Please do not ask
If I am now recovering
Or if I see the light
At the tunnel’s end.
Nor speak about relief — or burdens lifted.
And, worst of all, new starts.
Please, please don’t ask
If I am getting through —
Have come to terms
Or find my life is back on track.
Of course I live each day to each
And gladly smile
My coping, to “prepare a face
To meet the faces that you meet”.
What else is there to do?
In any case, you would not want to know
The daily loss that lasts eternally.
Just, please, don’t ask.
Frances Gibb – written on the death of her husband
We chose the winter flowering cherry as the place to scatter my mother’s ashes. The tree had been a present from my sister Julia shortly before she died, after a shockingly cruel illness, 21 years ago.

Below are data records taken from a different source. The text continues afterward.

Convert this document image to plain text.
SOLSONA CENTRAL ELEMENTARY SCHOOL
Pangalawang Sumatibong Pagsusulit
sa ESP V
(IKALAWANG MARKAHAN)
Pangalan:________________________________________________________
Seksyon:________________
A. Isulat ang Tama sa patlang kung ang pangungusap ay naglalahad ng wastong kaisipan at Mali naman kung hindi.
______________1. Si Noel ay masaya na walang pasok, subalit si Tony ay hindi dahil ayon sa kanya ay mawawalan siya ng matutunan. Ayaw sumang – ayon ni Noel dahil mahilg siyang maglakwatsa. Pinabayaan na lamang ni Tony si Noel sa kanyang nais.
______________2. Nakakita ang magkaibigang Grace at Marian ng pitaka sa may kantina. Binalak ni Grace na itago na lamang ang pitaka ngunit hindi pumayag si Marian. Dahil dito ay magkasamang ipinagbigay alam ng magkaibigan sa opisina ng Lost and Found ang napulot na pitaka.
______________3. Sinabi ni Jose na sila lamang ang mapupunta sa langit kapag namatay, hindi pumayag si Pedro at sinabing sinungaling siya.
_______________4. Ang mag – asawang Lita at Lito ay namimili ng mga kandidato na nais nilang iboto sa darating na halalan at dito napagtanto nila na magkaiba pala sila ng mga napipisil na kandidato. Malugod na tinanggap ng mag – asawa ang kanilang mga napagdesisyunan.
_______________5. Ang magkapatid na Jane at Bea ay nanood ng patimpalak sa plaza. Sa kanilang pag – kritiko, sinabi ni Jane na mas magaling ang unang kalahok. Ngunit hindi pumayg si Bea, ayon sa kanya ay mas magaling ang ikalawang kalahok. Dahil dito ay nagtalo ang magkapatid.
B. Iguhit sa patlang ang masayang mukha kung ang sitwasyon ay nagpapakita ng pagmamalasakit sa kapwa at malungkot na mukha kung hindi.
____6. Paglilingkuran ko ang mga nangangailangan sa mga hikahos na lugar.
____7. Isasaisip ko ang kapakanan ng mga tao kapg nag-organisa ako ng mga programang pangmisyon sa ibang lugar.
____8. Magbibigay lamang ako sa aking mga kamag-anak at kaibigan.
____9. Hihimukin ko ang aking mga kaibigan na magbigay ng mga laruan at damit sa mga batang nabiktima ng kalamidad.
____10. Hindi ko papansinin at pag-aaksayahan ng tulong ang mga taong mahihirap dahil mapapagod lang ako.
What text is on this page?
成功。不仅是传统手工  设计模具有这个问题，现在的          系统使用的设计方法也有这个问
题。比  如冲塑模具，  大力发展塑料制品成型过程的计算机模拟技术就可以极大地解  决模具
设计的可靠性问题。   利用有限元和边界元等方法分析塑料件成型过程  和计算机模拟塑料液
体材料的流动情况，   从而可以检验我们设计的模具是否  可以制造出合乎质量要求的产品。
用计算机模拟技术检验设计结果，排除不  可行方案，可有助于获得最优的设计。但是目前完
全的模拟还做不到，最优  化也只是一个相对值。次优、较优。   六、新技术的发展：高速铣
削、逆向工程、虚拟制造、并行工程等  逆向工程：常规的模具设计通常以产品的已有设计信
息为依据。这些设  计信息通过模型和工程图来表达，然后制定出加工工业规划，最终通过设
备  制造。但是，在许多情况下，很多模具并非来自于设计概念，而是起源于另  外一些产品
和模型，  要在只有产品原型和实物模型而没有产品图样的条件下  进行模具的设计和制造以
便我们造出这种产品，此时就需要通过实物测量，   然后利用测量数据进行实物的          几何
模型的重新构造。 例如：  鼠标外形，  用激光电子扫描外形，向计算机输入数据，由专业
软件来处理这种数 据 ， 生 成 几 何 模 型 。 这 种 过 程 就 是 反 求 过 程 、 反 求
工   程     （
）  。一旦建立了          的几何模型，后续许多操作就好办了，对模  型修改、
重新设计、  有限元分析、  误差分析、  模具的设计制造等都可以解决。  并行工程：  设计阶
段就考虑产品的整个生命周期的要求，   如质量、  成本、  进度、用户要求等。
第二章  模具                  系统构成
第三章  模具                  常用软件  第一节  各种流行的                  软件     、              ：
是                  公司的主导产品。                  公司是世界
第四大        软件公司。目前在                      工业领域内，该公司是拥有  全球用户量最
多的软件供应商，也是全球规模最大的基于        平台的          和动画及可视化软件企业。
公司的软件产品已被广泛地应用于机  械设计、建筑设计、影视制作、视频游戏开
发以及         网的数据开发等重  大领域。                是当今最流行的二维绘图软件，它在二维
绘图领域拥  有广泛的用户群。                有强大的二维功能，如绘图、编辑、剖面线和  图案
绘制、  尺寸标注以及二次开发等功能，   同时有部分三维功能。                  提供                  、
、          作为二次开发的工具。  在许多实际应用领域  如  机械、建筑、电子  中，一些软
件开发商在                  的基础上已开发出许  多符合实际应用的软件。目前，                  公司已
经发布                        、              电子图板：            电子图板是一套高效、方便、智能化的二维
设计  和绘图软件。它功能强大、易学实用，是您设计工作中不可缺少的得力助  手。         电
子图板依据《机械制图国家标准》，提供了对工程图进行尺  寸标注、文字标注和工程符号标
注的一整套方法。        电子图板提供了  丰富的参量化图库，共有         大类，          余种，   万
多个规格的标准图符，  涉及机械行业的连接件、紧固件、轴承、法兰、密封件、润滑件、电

It was my mother’s favourite tree and in the last few months of her life, when her memory had almost entirely disappeared, she often spoke of “Julia’s Tree”. It’s a remarkable tree because when everything else in the garden has died down it bursts into life, producing hundreds of tiny pink flowers on leafless branches. Today, on the first day of winter, a truly wintry day with hoar frost covering the ground and crystal clear skies, one solitary pink flower burst into bloom, as if to acknowledge our small family ceremony.
The picture here shows my mother as a young girl and I’ve chosen it because you can see Julia in her smile.